He will be in the hospital until his recovery is complete. Since the incident, I have brought the little guys upstairs where they can get 100% attention, and can keep a close eye on them. They were getting very aggressive in my 150 ag. Had another one get had again last night, and it wasn't the tern that killed this time, cuz he is in timeout all by himself. May have been the cariba that instigated, and the rest joined in. This is a very tough age for piranhas.


----------



## SangreRoja (Feb 18, 2006)

Glad to read WOLVERINE made it.


----------



## Leasure1 (Jul 24, 2006)

What if I don't want to name him WOLVERINE? lol.


----------



## acestro (Jul 7, 2003)

The healing power of characins amazes me again. Just like the Acestrorhynchus I had, the guts go back in.

I have to admit to finding characins whimpy when I first got into them and saw payara and acestros dying in shipping. But I dont think my cichlids are put together in a way that they could endure their guts being outside of their body. Now I've seen it twice, very very cool.

Maybe he could be called 'inside-out boy'?









Seriously though, nice job on facilitating his healing, great stuff!


----------



## Fry (Oct 9, 2005)

good job!


----------



## Leasure1 (Jul 24, 2006)

Thanks guys.

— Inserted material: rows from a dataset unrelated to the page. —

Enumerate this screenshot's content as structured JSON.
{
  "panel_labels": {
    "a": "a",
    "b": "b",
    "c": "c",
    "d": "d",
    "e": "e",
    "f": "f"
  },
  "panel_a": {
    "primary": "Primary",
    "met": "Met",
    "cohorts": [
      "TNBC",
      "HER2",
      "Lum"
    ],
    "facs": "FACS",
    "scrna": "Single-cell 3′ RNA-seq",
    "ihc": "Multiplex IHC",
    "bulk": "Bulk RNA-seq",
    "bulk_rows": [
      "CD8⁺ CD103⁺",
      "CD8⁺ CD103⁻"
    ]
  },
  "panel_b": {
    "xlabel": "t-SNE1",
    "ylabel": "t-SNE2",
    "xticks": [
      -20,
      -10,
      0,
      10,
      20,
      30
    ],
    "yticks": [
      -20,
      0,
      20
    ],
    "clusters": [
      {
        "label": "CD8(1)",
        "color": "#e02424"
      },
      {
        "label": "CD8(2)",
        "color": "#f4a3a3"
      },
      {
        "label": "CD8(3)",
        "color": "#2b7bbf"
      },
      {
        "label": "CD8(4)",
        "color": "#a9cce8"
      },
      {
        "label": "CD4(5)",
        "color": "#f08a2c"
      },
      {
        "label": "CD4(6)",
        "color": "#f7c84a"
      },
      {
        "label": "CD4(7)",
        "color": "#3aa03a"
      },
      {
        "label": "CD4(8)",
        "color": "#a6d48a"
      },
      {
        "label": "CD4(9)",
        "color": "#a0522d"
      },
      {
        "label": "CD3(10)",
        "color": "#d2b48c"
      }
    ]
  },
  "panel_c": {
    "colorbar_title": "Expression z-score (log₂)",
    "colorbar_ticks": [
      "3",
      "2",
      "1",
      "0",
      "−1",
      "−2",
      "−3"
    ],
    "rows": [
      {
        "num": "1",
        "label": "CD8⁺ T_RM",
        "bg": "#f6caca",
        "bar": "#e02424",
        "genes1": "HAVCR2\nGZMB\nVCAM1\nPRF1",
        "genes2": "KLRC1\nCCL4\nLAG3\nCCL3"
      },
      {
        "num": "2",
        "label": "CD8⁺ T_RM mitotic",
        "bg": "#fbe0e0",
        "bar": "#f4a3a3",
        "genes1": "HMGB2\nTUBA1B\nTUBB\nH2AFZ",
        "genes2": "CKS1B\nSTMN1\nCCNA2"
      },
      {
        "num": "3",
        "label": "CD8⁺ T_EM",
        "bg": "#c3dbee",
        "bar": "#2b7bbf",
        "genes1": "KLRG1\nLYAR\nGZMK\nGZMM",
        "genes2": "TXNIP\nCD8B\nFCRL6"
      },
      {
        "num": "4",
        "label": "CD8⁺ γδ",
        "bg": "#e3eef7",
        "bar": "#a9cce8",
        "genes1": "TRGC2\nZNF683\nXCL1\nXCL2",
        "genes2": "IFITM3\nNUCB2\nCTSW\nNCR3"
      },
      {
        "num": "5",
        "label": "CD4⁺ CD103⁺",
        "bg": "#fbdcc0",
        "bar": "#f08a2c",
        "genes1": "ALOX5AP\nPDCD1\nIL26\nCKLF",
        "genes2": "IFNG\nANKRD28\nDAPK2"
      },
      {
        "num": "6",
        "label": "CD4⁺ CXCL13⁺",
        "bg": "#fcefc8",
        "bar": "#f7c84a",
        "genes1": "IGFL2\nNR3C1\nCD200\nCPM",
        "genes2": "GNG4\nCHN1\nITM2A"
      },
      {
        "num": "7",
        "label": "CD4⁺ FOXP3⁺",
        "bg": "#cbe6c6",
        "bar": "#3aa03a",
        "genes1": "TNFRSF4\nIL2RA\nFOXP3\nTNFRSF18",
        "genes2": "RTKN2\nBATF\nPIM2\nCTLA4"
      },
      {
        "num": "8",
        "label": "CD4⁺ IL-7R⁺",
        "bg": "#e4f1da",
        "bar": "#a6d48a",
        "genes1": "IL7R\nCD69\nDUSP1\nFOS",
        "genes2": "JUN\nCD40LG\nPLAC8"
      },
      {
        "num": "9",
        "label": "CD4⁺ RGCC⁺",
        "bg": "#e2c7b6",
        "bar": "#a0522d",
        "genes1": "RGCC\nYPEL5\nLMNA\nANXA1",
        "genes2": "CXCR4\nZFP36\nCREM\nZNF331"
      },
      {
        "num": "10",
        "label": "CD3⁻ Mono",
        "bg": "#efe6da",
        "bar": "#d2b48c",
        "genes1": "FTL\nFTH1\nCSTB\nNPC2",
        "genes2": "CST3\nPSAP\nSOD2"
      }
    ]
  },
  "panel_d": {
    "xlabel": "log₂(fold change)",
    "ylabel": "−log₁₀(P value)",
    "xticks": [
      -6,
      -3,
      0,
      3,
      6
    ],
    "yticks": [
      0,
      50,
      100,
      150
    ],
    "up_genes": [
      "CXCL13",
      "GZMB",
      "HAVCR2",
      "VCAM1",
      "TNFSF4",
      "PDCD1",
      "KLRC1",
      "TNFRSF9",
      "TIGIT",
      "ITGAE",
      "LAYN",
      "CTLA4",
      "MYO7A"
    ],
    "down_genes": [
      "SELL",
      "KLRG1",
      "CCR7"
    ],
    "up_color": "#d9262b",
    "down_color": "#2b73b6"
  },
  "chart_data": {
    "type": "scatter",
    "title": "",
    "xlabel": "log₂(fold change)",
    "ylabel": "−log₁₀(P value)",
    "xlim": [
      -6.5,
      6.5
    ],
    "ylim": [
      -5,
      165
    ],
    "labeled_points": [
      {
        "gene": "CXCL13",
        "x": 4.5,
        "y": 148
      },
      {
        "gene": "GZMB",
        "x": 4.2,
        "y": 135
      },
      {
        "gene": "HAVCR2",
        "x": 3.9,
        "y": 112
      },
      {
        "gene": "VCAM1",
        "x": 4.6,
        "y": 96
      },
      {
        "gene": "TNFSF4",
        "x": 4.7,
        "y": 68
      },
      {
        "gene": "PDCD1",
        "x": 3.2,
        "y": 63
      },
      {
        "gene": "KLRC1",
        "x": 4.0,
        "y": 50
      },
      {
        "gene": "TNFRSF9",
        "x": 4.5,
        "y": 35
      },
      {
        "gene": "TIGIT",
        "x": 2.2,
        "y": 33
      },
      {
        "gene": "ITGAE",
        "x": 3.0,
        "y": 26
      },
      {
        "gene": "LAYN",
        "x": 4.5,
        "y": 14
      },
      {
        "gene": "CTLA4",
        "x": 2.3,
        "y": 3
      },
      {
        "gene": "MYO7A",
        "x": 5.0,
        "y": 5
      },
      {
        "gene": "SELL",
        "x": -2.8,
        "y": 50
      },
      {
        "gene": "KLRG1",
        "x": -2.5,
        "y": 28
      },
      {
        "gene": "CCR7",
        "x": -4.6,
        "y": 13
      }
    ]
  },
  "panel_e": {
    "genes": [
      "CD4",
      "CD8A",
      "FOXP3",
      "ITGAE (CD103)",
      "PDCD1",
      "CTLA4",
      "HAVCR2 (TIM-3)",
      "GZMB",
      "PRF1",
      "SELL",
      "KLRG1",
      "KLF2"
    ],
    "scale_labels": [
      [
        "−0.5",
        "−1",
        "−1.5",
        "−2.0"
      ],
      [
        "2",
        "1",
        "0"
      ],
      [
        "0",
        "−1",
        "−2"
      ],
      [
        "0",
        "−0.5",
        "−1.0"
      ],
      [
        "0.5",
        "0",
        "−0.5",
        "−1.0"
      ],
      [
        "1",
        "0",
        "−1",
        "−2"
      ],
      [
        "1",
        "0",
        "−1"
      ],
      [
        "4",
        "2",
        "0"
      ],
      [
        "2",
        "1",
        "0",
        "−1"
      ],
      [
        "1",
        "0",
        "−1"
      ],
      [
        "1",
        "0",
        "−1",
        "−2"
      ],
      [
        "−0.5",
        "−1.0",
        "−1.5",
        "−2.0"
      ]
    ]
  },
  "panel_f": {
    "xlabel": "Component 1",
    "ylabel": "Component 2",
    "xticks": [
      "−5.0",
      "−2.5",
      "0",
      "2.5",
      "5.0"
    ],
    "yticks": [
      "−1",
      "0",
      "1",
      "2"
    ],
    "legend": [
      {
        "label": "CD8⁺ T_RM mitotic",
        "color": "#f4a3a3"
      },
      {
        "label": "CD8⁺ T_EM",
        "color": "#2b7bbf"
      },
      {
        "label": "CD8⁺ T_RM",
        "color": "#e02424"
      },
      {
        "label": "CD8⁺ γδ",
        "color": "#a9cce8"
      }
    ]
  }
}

I try.


----------



## C0Rey (Jan 7, 2006)

Leasure1 said:


> What if I don't want to name him WOLVERINE? lol.


P-fury has spoken and thau shall obey!


----------



## gimmemyshit (Oct 7, 2005)

C0Rey said:


> What if I don't want to name him WOLVERINE? lol.


P-fury has spoken and thau shall obey!
[/quote]
I second this......."WOLVERINE" is a survivor.....good job.


----------



## Leasure1 (Jul 24, 2006)

Okay, fine guys. Wolverine it is. And he is now shoaling again.


----------



## bigman8258 (Aug 23, 2004)

great job man. he looks great!


----------



## Soul Assassin (Nov 21, 2006)

that's crazy recovery, the guts going in on thier own, good job !!!!!!!


----------



## Leasure1 (Jul 24, 2006)

Thanks guys. Don't give up on your p's man. They are amazing healers.


----------